COURT OF APPEALS (THIRD


DIVISION) and JOSE Y. DE LA ROSA; G.R. No. L-43938 April 15, 1988; CRUZ, J.:

Doctrine: The Regalian doctrine reserves to the State all natural wealth that may be found in the bowels of the earth even if the
land where the discovery is made be private.

FACTS:

Dela Rosa filed for an application for registration of a parcel of land. The application was separately opposed by Benguet
Consolidated, Inc., Atok Big Wedge Corporation, and by the Republic of the Philippines. Benguet contends that June Bug
mineral claim covering Lots 1-5 was sold to it. Benguet had been in actual, continuous and exclusive possession of the land in
concept of owner, as evidenced by its construction of adits, its affidavits of annual assessment, its geological mappings,
geological samplings and trench side cuts, and its payment of taxes on the land. Atok alleged that a portion of Lots 1-5 and all of
Lots 6-9 were covered by the Emma and Fredia mineral claims. Since then been in open, continuous and exclusive possession
of the said lots as evidenced by its annual assessment work on the claims, such as the boring of tunnels, and its payment of
annual taxes thereon. The Bureau of Forestry Development counter that the land sought to be registered was covered by the
Central Cordillera Forest Reserve under Proclamation No. 217 dated February 16, 1929. Thus, it was not subject to alienation
.The Republic has filed its own petition for review and reiterates its argument that neither the private respondents nor the two
mining companies have any valid claim to the land because it is not alienable and registerable.

ISSUE:

Whether the perfection of the mining claim converted the subject property to mineral lands?

RULING:

YES.

It is true that the subject property was considered forest land and included in the Central Cordillera Forest Reserve, but this did
not impair the rights already vested in Benguet and Atok at that time.

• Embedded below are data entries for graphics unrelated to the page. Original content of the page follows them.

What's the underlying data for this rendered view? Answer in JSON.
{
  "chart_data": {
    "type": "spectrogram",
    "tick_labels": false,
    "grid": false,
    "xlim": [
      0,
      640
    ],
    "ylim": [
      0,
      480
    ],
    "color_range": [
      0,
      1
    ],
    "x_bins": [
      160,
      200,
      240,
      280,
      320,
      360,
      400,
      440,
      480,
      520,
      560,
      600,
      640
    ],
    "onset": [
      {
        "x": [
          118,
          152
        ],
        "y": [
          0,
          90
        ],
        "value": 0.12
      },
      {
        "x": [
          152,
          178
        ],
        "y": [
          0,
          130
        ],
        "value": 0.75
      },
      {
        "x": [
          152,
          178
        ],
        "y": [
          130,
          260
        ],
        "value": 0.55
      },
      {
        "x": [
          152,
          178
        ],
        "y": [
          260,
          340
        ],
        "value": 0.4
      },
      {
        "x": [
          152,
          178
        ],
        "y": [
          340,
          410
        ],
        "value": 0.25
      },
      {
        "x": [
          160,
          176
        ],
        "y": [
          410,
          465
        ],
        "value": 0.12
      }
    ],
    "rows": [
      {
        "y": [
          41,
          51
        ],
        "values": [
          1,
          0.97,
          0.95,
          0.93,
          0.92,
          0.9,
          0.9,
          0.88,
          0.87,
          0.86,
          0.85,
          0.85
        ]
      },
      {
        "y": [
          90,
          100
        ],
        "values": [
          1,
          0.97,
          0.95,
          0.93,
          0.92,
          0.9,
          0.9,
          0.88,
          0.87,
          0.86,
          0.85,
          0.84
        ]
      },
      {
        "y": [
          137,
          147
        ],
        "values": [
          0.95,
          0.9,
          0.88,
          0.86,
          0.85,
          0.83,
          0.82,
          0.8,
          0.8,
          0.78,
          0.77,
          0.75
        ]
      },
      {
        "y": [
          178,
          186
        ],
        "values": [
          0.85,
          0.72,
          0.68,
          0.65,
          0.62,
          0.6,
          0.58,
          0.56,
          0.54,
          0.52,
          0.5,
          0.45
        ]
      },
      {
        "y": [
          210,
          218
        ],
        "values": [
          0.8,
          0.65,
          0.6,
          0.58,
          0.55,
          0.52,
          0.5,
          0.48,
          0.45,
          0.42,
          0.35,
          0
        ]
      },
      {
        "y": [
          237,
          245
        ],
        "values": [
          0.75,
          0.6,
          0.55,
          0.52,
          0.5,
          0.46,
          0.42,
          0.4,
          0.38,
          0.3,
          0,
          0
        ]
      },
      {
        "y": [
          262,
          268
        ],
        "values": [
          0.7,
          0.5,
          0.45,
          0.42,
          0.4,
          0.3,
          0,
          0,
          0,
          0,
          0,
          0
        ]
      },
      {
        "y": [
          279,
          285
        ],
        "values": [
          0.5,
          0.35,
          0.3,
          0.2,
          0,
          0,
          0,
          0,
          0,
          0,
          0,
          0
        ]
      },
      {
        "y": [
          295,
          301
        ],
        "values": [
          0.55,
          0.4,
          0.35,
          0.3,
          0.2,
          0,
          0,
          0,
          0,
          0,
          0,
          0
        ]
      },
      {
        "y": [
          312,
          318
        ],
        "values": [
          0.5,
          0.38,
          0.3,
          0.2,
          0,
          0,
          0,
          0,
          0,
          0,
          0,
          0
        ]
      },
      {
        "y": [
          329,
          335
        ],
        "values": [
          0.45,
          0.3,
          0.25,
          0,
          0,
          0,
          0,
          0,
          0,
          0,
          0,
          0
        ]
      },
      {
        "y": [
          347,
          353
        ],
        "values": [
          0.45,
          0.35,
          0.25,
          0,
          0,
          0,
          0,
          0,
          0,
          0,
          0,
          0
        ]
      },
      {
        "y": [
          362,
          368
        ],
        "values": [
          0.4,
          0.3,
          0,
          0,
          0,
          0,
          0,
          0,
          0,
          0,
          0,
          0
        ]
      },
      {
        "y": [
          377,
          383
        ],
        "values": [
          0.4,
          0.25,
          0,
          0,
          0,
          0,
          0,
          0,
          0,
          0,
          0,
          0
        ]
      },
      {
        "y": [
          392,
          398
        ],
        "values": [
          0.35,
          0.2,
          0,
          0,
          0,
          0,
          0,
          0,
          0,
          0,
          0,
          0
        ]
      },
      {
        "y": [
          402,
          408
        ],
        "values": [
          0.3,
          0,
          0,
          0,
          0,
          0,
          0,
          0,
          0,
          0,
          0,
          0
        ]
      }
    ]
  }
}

The perfection of the mining claim converted the property to mineral land and under the laws then in force removed it from the
public domain. By such act, the locators acquired exclusive rights over the land, against even the government, without need of
any further act such as the purchase of the land or the obtention of a patent over it. As the land had become the private property
of the locators, they had the right to transfer the same, as they did, to Benguet and Atok.

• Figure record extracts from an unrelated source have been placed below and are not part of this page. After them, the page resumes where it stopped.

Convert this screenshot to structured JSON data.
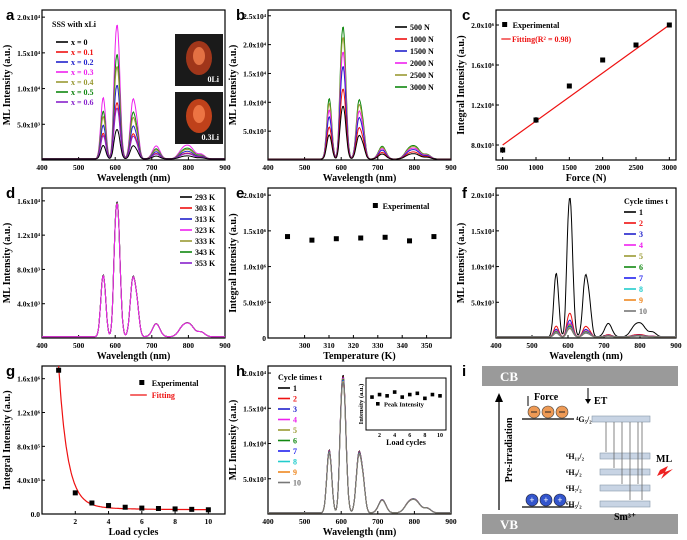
{
  "figure": {
    "panel_labels": [
      "a",
      "b",
      "c",
      "d",
      "e",
      "f",
      "g",
      "h",
      "i"
    ]
  },
  "chart_data": [
    {
      "id": "a",
      "type": "line",
      "title": "SSS with xLi",
      "xlabel": "Wavelength (nm)",
      "ylabel": "ML Intensity (a.u.)",
      "xlim": [
        400,
        900
      ],
      "ylim": [
        0,
        21000
      ],
      "xticks": [
        400,
        500,
        600,
        700,
        800,
        900
      ],
      "yticks": [
        5000,
        10000,
        15000,
        20000
      ],
      "ytick_labels": [
        "5.0x10³",
        "1.0x10⁴",
        "1.5x10⁴",
        "2.0x10⁴"
      ],
      "series": [
        {
          "name": "x = 0",
          "color": "#000000",
          "scale": 0.22
        },
        {
          "name": "x = 0.1",
          "color": "#ee1111",
          "scale": 0.42
        },
        {
          "name": "x = 0.2",
          "color": "#2222cc",
          "scale": 0.55
        },
        {
          "name": "x = 0.3",
          "color": "#ee22ee",
          "scale": 1.0
        },
        {
          "name": "x = 0.4",
          "color": "#999933",
          "scale": 0.69
        },
        {
          "name": "x = 0.5",
          "color": "#118811",
          "scale": 0.78
        },
        {
          "name": "x = 0.6",
          "color": "#8822cc",
          "scale": 0.38
        }
      ],
      "peak_value": 18800,
      "inset_labels": [
        "0Li",
        "0.3Li"
      ]
    },
    {
      "id": "b",
      "type": "line",
      "xlabel": "Wavelength (nm)",
      "ylabel": "ML Intensity (a.u.)",
      "xlim": [
        400,
        900
      ],
      "ylim": [
        0,
        26000
      ],
      "xticks": [
        400,
        500,
        600,
        700,
        800,
        900
      ],
      "yticks": [
        5000,
        10000,
        15000,
        20000,
        25000
      ],
      "ytick_labels": [
        "5.0x10³",
        "1.0x10⁴",
        "1.5x10⁴",
        "2.0x10⁴",
        "2.5x10⁴"
      ],
      "series": [
        {
          "name": "500 N",
          "color": "#000000",
          "scale": 0.4
        },
        {
          "name": "1000 N",
          "color": "#ee1111",
          "scale": 0.53
        },
        {
          "name": "1500 N",
          "color": "#2222cc",
          "scale": 0.7
        },
        {
          "name": "2000 N",
          "color": "#ee22ee",
          "scale": 0.81
        },
        {
          "name": "2500 N",
          "color": "#999933",
          "scale": 0.92
        },
        {
          "name": "3000 N",
          "color": "#118811",
          "scale": 1.0
        }
      ],
      "peak_value": 23000
    },
    {
      "id": "c",
      "type": "scatter",
      "xlabel": "Force (N)",
      "ylabel": "Integral Intensity (a.u.)",
      "xlim": [
        400,
        3100
      ],
      "ylim": [
        650000,
        2150000
      ],
      "xticks": [
        500,
        1000,
        1500,
        2000,
        2500,
        3000
      ],
      "yticks": [
        800000,
        1200000,
        1600000,
        2000000
      ],
      "ytick_labels": [
        "8.0x10⁵",
        "1.2x10⁶",
        "1.6x10⁶",
        "2.0x10⁶"
      ],
      "x": [
        500,
        1000,
        1500,
        2000,
        2500,
        3000
      ],
      "y": [
        750000,
        1050000,
        1390000,
        1650000,
        1800000,
        2000000
      ],
      "err": [
        30000,
        30000,
        10000,
        10000,
        15000,
        20000
      ],
      "fit": {
        "x": [
          500,
          3000
        ],
        "y": [
          800000,
          2000000
        ]
      },
      "legend": [
        "Experimental",
        "Fitting(R² = 0.98)"
      ]
    },
    {
      "id": "d",
      "type": "line",
      "xlabel": "Wavelength (nm)",
      "ylabel": "ML Intensity (a.u.)",
      "xlim": [
        400,
        900
      ],
      "ylim": [
        0,
        17500
      ],
      "xticks": [
        400,
        500,
        600,
        700,
        800,
        900
      ],
      "yticks": [
        4000,
        8000,
        12000,
        16000
      ],
      "ytick_labels": [
        "4.0x10³",
        "8.0x10³",
        "1.2x10⁴",
        "1.6x10⁴"
      ],
      "series": [
        {
          "name": "293 K",
          "color": "#000000",
          "scale": 1.0
        },
        {
          "name": "303 K",
          "color": "#ee1111",
          "scale": 0.995
        },
        {
          "name": "313 K",
          "color": "#2222cc",
          "scale": 0.99
        },
        {
          "name": "323 K",
          "color": "#ee22ee",
          "scale": 0.985
        },
        {
          "name": "333 K",
          "color": "#999933",
          "scale": 0.99
        },
        {
          "name": "343 K",
          "color": "#118811",
          "scale": 0.995
        },
        {
          "name": "353 K",
          "color": "#8822cc",
          "scale": 1.0
        }
      ],
      "peak_value": 15800
    },
    {
      "id": "e",
      "type": "scatter",
      "xlabel": "Temperature (K)",
      "ylabel": "Integral Intensity (a.u.)",
      "xlim": [
        285,
        360
      ],
      "ylim": [
        0,
        2100000
      ],
      "xticks": [
        300,
        310,
        320,
        330,
        340,
        350
      ],
      "yticks": [
        0,
        500000,
        1000000,
        1500000,
        2000000
      ],
      "ytick_labels": [
        "0",
        "5.0x10⁵",
        "1.0x10⁶",
        "1.5x10⁶",
        "2.0x10⁶"
      ],
      "x": [
        293,
        303,
        313,
        323,
        333,
        343,
        353
      ],
      "y": [
        1420000,
        1370000,
        1390000,
        1400000,
        1410000,
        1360000,
        1420000
      ],
      "legend": [
        "Experimental"
      ]
    },
    {
      "id": "f",
      "type": "line",
      "xlabel": "Wavelength (nm)",
      "ylabel": "ML Intensity (a.u.)",
      "xlim": [
        400,
        900
      ],
      "ylim": [
        0,
        21000
      ],
      "xticks": [
        400,
        500,
        600,
        700,
        800,
        900
      ],
      "yticks": [
        5000,
        10000,
        15000,
        20000
      ],
      "ytick_labels": [
        "5.0x10³",
        "1.0x10⁴",
        "1.5x10⁴",
        "2.0x10⁴"
      ],
      "legend_title": "Cycle times t",
      "series": [
        {
          "name": "1",
          "color": "#000000",
          "scale": 1.0
        },
        {
          "name": "2",
          "color": "#ee1111",
          "scale": 0.17
        },
        {
          "name": "3",
          "color": "#2222cc",
          "scale": 0.12
        },
        {
          "name": "4",
          "color": "#ee22ee",
          "scale": 0.1
        },
        {
          "name": "5",
          "color": "#999933",
          "scale": 0.09
        },
        {
          "name": "6",
          "color": "#118811",
          "scale": 0.08
        },
        {
          "name": "7",
          "color": "#2222ee",
          "scale": 0.075
        },
        {
          "name": "8",
          "color": "#22cccc",
          "scale": 0.07
        },
        {
          "name": "9",
          "color": "#ee8822",
          "scale": 0.065
        },
        {
          "name": "10",
          "color": "#777777",
          "scale": 0.06
        }
      ],
      "peak_value": 19500
    },
    {
      "id": "g",
      "type": "scatter",
      "xlabel": "Load cycles",
      "ylabel": "Integral Intensity (a.u.)",
      "xlim": [
        0,
        11
      ],
      "ylim": [
        0,
        1750000
      ],
      "xticks": [
        2,
        4,
        6,
        8,
        10
      ],
      "yticks": [
        0,
        400000,
        800000,
        1200000,
        1600000
      ],
      "ytick_labels": [
        "0.0",
        "4.0x10⁵",
        "8.0x10⁵",
        "1.2x10⁶",
        "1.6x10⁶"
      ],
      "x": [
        1,
        2,
        3,
        4,
        5,
        6,
        7,
        8,
        9,
        10
      ],
      "y": [
        1700000,
        250000,
        130000,
        100000,
        80000,
        70000,
        65000,
        60000,
        55000,
        50000
      ],
      "fit_curve": true,
      "legend": [
        "Experimental",
        "Fitting"
      ]
    },
    {
      "id": "h",
      "type": "line",
      "xlabel": "Wavelength (nm)",
      "ylabel": "ML Intensity (a.u.)",
      "xlim": [
        400,
        900
      ],
      "ylim": [
        0,
        21000
      ],
      "xticks": [
        400,
        500,
        600,
        700,
        800,
        900
      ],
      "yticks": [
        5000,
        10000,
        15000,
        20000
      ],
      "ytick_labels": [
        "5.0x10³",
        "1.0x10⁴",
        "1.5x10⁴",
        "2.0x10⁴"
      ],
      "legend_title": "Cycle times t",
      "series": [
        {
          "name": "1",
          "color": "#000000",
          "scale": 1.0
        },
        {
          "name": "2",
          "color": "#ee1111",
          "scale": 0.99
        },
        {
          "name": "3",
          "color": "#2222cc",
          "scale": 0.985
        },
        {
          "name": "4",
          "color": "#ee22ee",
          "scale": 0.98
        },
        {
          "name": "5",
          "color": "#999933",
          "scale": 0.975
        },
        {
          "name": "6",
          "color": "#118811",
          "scale": 0.97
        },
        {
          "name": "7",
          "color": "#2222ee",
          "scale": 0.965
        },
        {
          "name": "8",
          "color": "#22cccc",
          "scale": 0.96
        },
        {
          "name": "9",
          "color": "#ee8822",
          "scale": 0.955
        },
        {
          "name": "10",
          "color": "#777777",
          "scale": 0.95
        }
      ],
      "peak_value": 19600,
      "inset": {
        "type": "scatter",
        "xlabel": "Load cycles",
        "ylabel": "Intensity (a.u.)",
        "xticks": [
          2,
          4,
          6,
          8,
          10
        ],
        "legend": [
          "Peak Intensity"
        ],
        "x": [
          1,
          2,
          3,
          4,
          5,
          6,
          7,
          8,
          9,
          10
        ],
        "y": [
          0.93,
          0.95,
          0.94,
          0.97,
          0.93,
          0.95,
          0.96,
          0.92,
          0.95,
          0.94
        ]
      }
    }
  ],
  "diagram_i": {
    "cb_label": "CB",
    "vb_label": "VB",
    "pre_irradiation": "Pre-irradiation",
    "force": "Force",
    "et": "ET",
    "ml": "ML",
    "ion": "Sm³⁺",
    "levels": [
      "⁴G₅/₂",
      "⁶H₁₁/₂",
      "⁶H₉/₂",
      "⁶H₇/₂",
      "⁶H₅/₂"
    ],
    "colors": {
      "band": "#9a9a9a",
      "trap": "#ee9a55",
      "electron": "#3355cc",
      "ml": "#ee2222"
    }
  }
}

This is an application of the Regalian doctrine which, as its name implies, is intended for the benefit of the State, not of private
persons. The rule simply reserves to the State all minerals that may be found in public and even private land devoted to
"agricultural, industrial, commercial, residential or (for) any purpose other than mining." Thus, if a person is the owner of
agricultural land in which minerals are discovered, his ownership of such land does not give him the right to extract or utilize the
said minerals without the permission of the State to which such minerals belong.

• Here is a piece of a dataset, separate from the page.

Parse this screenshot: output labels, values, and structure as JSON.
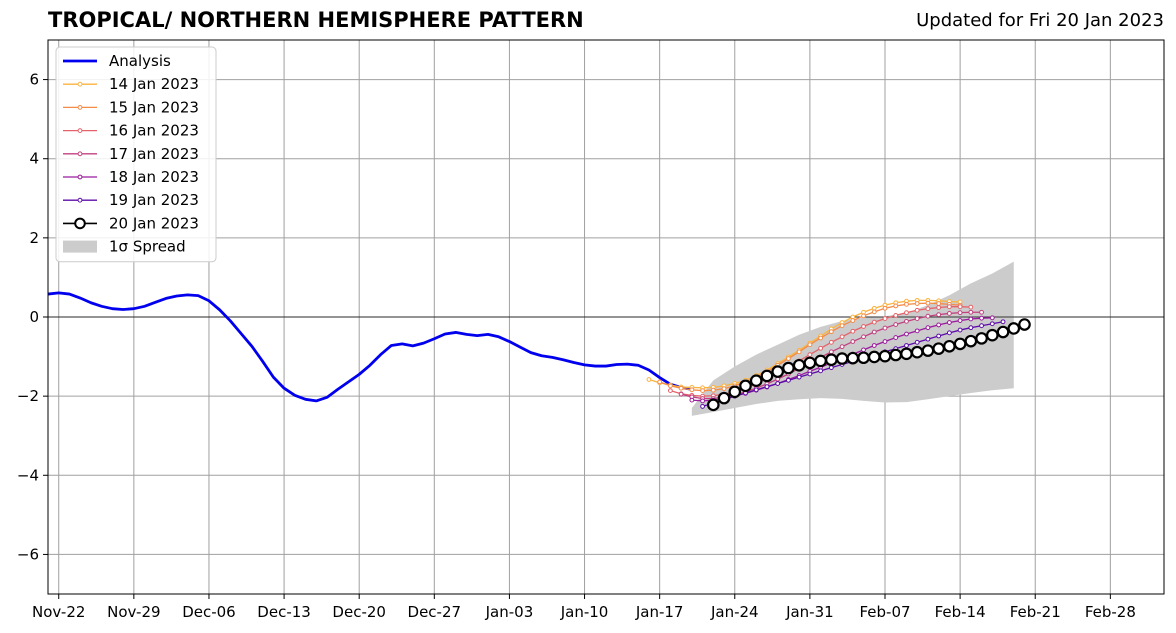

Our holding is that Benguet and Atok have exclusive rights to the property in question by virtue of their respective mining claims
which they validly acquired before the Constitution of 1935 prohibited the alienation of all lands of the public domain except
agricultural lands, subject to vested rights existing at the time of its adoption. The land was not and could not have been
transferred to the private respondents by virtue of acquisitive prescription, nor could its use be shared simultaneously by them
and the mining companies for agricultural and mineral purposes.